La chaleur extrême et les fortes pluies ont fortement relevé les prix de la laitue et du concombre en Corée du Sud. Les prix du radis, de la carotte et de l’oignon vert reculent grâce à des volumes plus importants.

Chaleur et fortes pluies renchérissent laitue et concombre en Corée du Sud

Les intempéries divisent le marché des légumes

La combinaison d’une chaleur extrême et de fortes pluies perturbe le marché estival des légumes en Corée du Sud. Les prix de la laitue et du concombre ont fortement augmenté, tandis que certaines autres cultures sont devenues moins chères. Selon Asia Times, ces évolutions opposées tiennent aux différences de conditions de culture, de durée de conservation et de volumes récemment commercialisés selon les catégories.

Le choc météorologique frappe particulièrement les légumes-feuilles et les cultures sous abri. La laitue est sensible aux mauvaises conditions de croissance et se conserve peu de temps.
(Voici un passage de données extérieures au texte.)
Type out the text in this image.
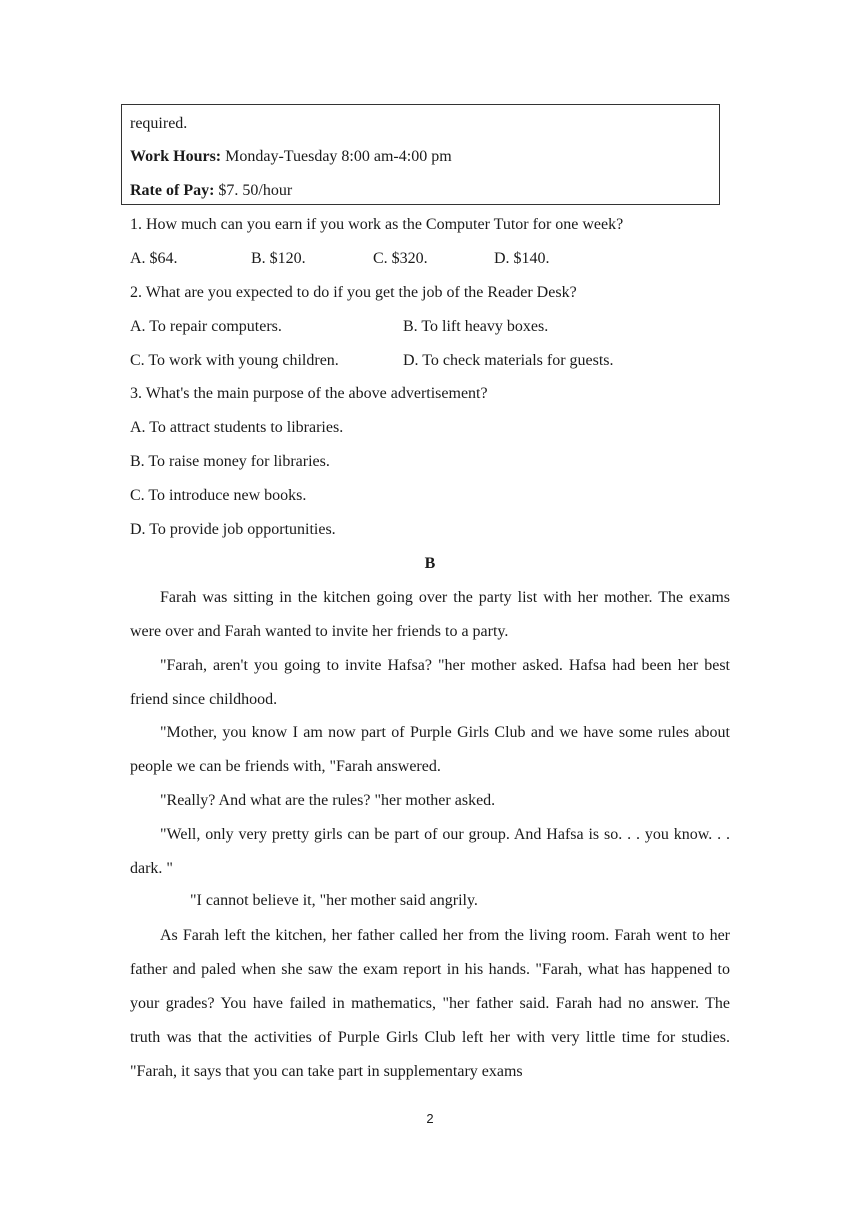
required.
Work Hours: Monday-Tuesday 8:00 am-4:00 pm
Rate of Pay: $7. 50/hour
1. How much can you earn if you work as the Computer Tutor for one week?
A. $64.	B. $120.	C. $320.	D. $140.
2. What are you expected to do if you get the job of the Reader Desk?
A. To repair computers.	B. To lift heavy boxes.
C. To work with young children.	D. To check materials for guests.
3. What's the main purpose of the above advertisement?
A. To attract students to libraries.
B. To raise money for libraries.
C. To introduce new books.
D. To provide job opportunities.
B
Farah was sitting in the kitchen going over the party list with her mother. The exams were over and Farah wanted to invite her friends to a party.
"Farah, aren't you going to invite Hafsa? "her mother asked. Hafsa had been her best friend since childhood.
"Mother, you know I am now part of Purple Girls Club and we have some rules about people we can be friends with, "Farah answered.
"Really? And what are the rules? "her mother asked.
"Well, only very pretty girls can be part of our group. And Hafsa is so. . . you know. . . dark. "
"I cannot believe it, "her mother said angrily.
As Farah left the kitchen, her father called her from the living room. Farah went to her father and paled when she saw the exam report in his hands. "Farah, what has happened to your grades? You have failed in mathematics, "her father said. Farah had no answer. The truth was that the activities of Purple Girls Club left her with very little time for studies. "Farah, it says that you can take part in supplementary exams
2
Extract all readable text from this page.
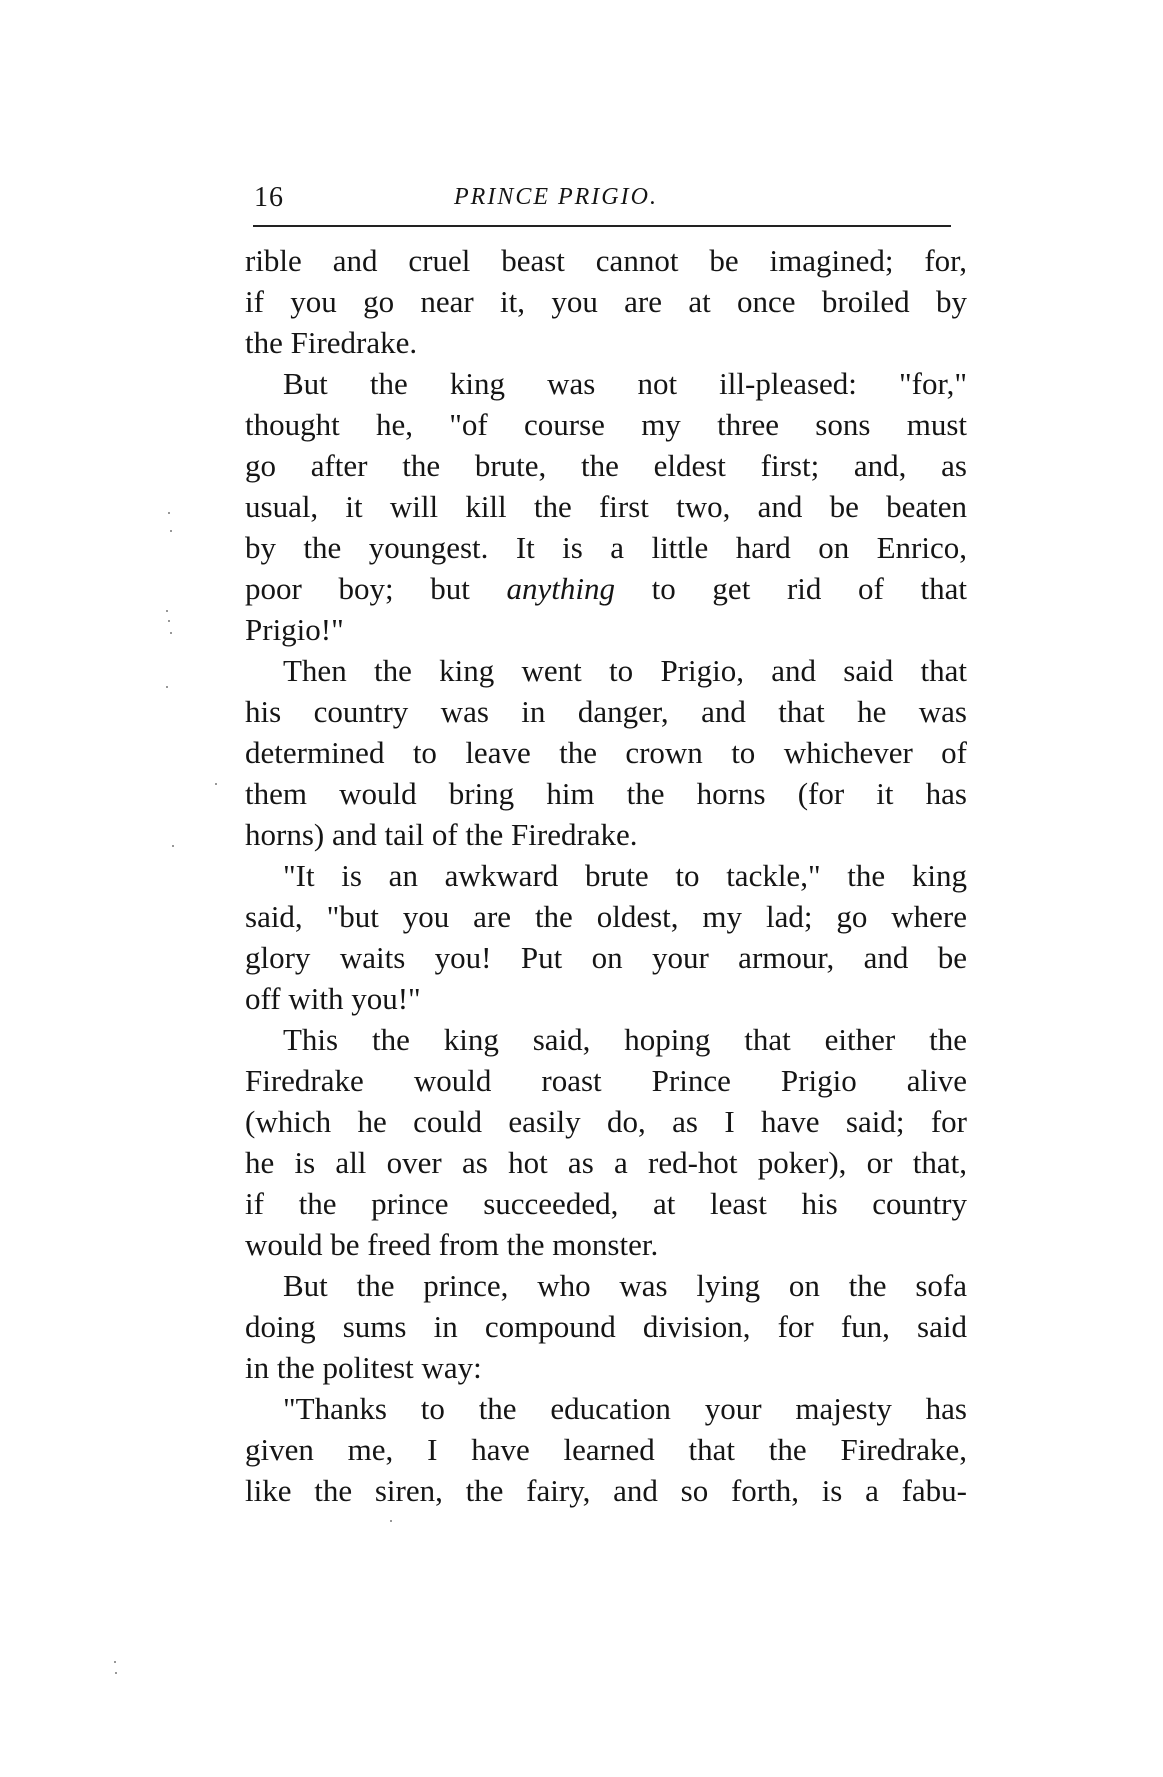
16	PRINCE PRIGIO.
rible and cruel beast cannot be imagined; for,
if you go near it, you are at once broiled by
the Firedrake.
But the king was not ill-pleased: "for,"
thought he, "of course my three sons must
go after the brute, the eldest first; and, as
usual, it will kill the first two, and be beaten
by the youngest. It is a little hard on Enrico,
poor boy; but anything to get rid of that
Prigio!"
Then the king went to Prigio, and said that
his country was in danger, and that he was
determined to leave the crown to whichever of
them would bring him the horns (for it has
horns) and tail of the Firedrake.
"It is an awkward brute to tackle," the king
said, "but you are the oldest, my lad; go where
glory waits you! Put on your armour, and be
off with you!"
This the king said, hoping that either the
Firedrake would roast Prince Prigio alive
(which he could easily do, as I have said; for
he is all over as hot as a red-hot poker), or that,
if the prince succeeded, at least his country
would be freed from the monster.
But the prince, who was lying on the sofa
doing sums in compound division, for fun, said
in the politest way:
"Thanks to the education your majesty has
given me, I have learned that the Firedrake,
like the siren, the fairy, and so forth, is a fabu-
Le marché dispose donc de peu de protection lorsque la récolte ou la distribution est interrompue. Le concombre dépend lui aussi de conditions stables dans les installations de production. La chaleur et l’excès de pluie peuvent ainsi réduire rapidement les disponibilités et faire monter les prix de gros et de détail.

Des volumes plus élevés font baisser d’autres prix

La hausse ne concerne pas l’ensemble du secteur maraîcher sud-coréen. D’après Asia Times, le radis, la carotte et l’oignon vert ont récemment baissé grâce à l’augmentation des volumes mis sur le marché. Leur meilleure disponibilité contraste avec le resserrement de l’offre de laitue et de concombre. Le marché se divise donc entre produits particuliers, sans hausse généralisée de tous les prix agricoles.

Cette divergence compte pour les acheteurs, car des légumes-racines et des oignons verts moins chers ne peuvent pas compenser entièrement la pénurie d’ingrédients destinés à d’autres plats. Restaurants, cuisines collectives et transformateurs achètent en fonction de leurs menus, et non uniquement selon le légume le moins cher. Les entreprises qui utilisent beaucoup de laitue fraîche ou de concombre restent donc exposées à la hausse des coûts, même si une corbeille plus large de légumes paraît relativement stable.

La restauration subit une nouvelle pression

L’effet commercial immédiat devrait être le plus marqué dans la restauration. La laitue et le concombre sont généralement livrés frais et se prêtent peu à un stockage prolongé. Les restaurants et distributeurs peuvent difficilement constituer des réserves avant une perturbation météorologique. Lorsque l’offre se resserre, ils doivent absorber le surcoût, réduire leurs achats ou modifier leurs menus. Une hausse persistante pourrait finir par atteindre les prix facturés aux consommateurs, mais les sources disponibles ne signalent aucune modification tarifaire précise dans les établissements.

Cet épisode montre également que les perturbations climatiques touchent inégalement les cultures. Des volumes plus importants peuvent faire baisser les prix d’un segment pendant que la chaleur et les inondations limitent l’offre d’un autre. Pour les producteurs, les effets sur le revenu et le rendement dépendent de la culture et du mode de production. Grossistes et détaillants doivent gérer plus étroitement leurs approvisionnements et leurs stocks à court terme. Les entreprises de restauration font face à des coûts d’ingrédients moins prévisibles pendant l’été.

La faible durée de conservation amplifie le choc

Contrairement aux produits qui se conservent longtemps, les légumes-feuilles doivent passer rapidement des exploitations aux acheteurs finaux par les marchés de gros. Cette courte fenêtre commerciale amplifie l’effet des perturbations de la croissance et de la récolte. Les cultures sous abri sont protégées de certains facteurs extérieurs, mais une chaleur prolongée et de fortes pluies peuvent tout de même réduire la production et compliquer les opérations.

La divergence actuelle des prix en Corée du Sud constitue donc un risque d’inflation alimentaire propre à certains produits, et non la preuve que toutes les cultures se renchérissent. La durée de la pression sur la laitue et le concombre dépendra du rétablissement des conditions de culture et des volumes commercialisés. D’ici là, les restaurants et les négociants en produits frais resteront les acteurs les plus directement exposés à l’instabilité des disponibilités et aux coûts de remplacement.